COS 68-8 - Dynamics of early successional tree species recruitment in old fields across a latitudinal gradient in the Eastern US

Wednesday, August 4, 2010: 4:00 PM
408, David L Lawrence Convention Center
Justin Wright, Biology, Duke University, Durham, NC and Jason Fridley, Biology, Syracuse University, Syracuse, NY
Background/Question/Methods The presence of a strong latitudinal gradient in the rate of woody succession in old-field ecosystems merits an understanding of how growth and survival rates of early successional woody seedlings vary with latitude.  Latitudinal variation in seedling performance independent of species identity would suggest that latitudinal variation in rates of succession might be driven by underlying climatic or edaphic factors, while significant variation in the response of species to latitude would suggest that differences in species pools might also contribute to variation in successional rates.  We estimated seedling performance (density after first growing season incorporating both germination and summer survival, and growth rates over the first growing season) for 16 pioneer species of the Eastern U.S..  We conducted these observations across a network of five old-field sites along a latitudinal gradient ranging from Syracuse (NY) to Tallahassee (FL).  We used two traits (seed mass, and location of the site relative to the species’ range) to predict species-specific demographic parameters across sites.

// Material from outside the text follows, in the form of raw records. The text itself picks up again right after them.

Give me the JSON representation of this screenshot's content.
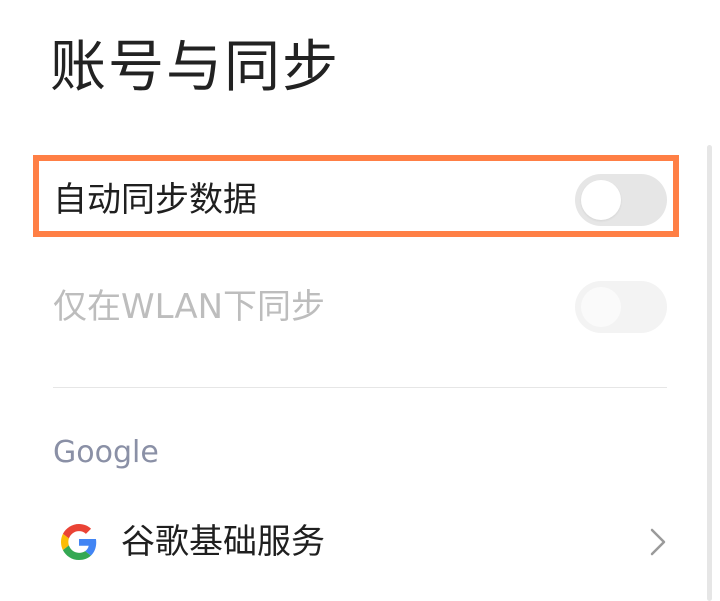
{
  "page": {
    "title": "账号与同步"
  },
  "settings": {
    "auto_sync": {
      "label": "自动同步数据",
      "toggle_state": "off"
    },
    "wlan_only": {
      "label": "仅在WLAN下同步",
      "toggle_state": "off",
      "enabled": false
    }
  },
  "section_google": {
    "header": "Google",
    "items": [
      {
        "label": "谷歌基础服务",
        "icon": "google-icon",
        "trailing_icon": "chevron-right-icon"
      }
    ]
  },
  "colors": {
    "highlight_border": "#ff7f45",
    "toggle_off": "#e6e6e6",
    "section_header": "#8a90a6",
    "disabled_text": "#bdbdbd"
  }
}
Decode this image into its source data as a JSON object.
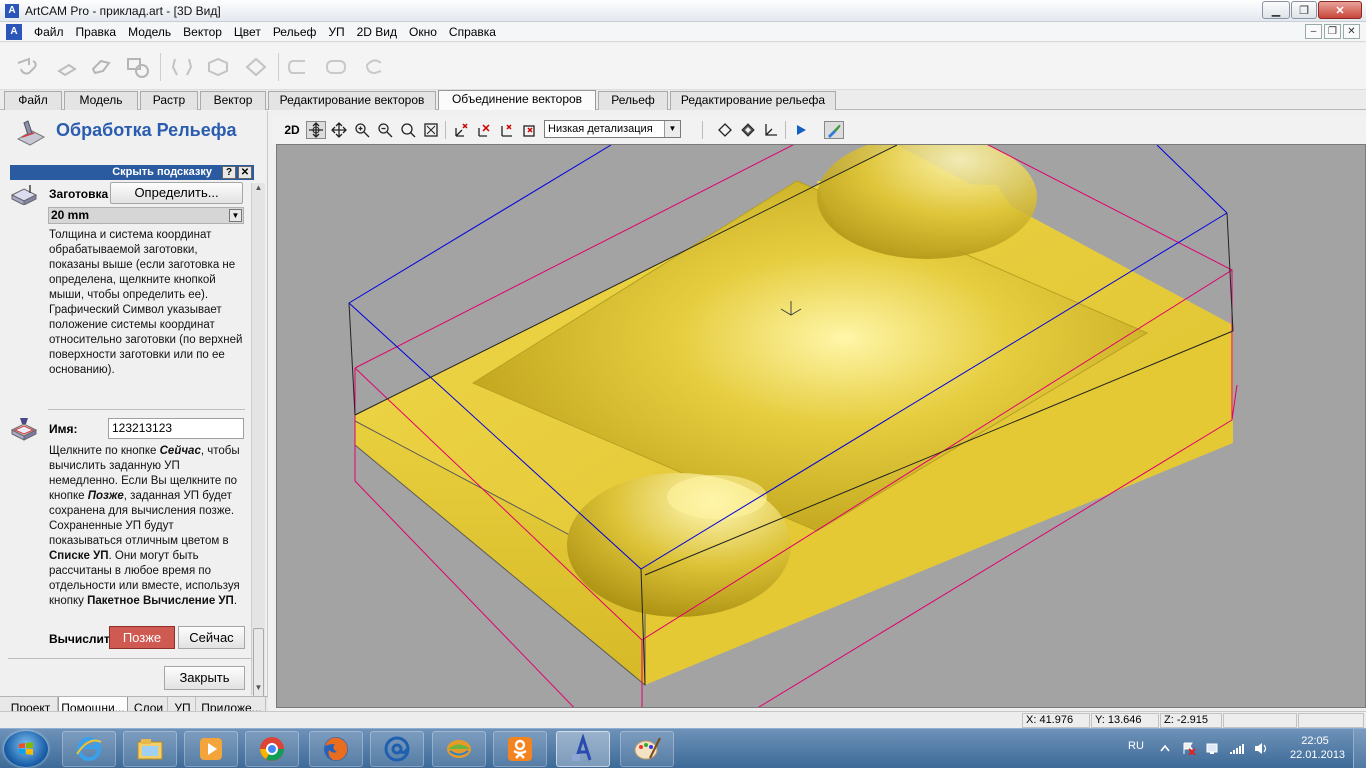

For both density and growth, we found significant effects of site, species, and site by species interactions (p<0.001 for all terms), with no clear latitudinal trend.  Density was lowest and growth rates highest at the most southern site and the second-most northern site – a pattern that may be related to competition with herbaceous species in sites of higher fertility.  Across different species, there were a range of relationships between survival and growth, but there were more strong negative relationships (potentially indicative of greater competition) than strong positive relationships (indicative of particular conditions being ideal for both high growth and density).  Variation in density was strongly predicted by the location of sites relative to the species’ ranges (p=0.009), with sites south of the range limit showing decreased germination and summer survival.  Growth was significantly predicted by seed mass (p<0.001), with larger seeded species tending to have higher growth rates.  These results suggest that differences in the rate of woody succession across a latitudinal gradient are driven less by climate than by a combination of soil conditions and differences among regional species pools in the representation of certain traits such as seed size.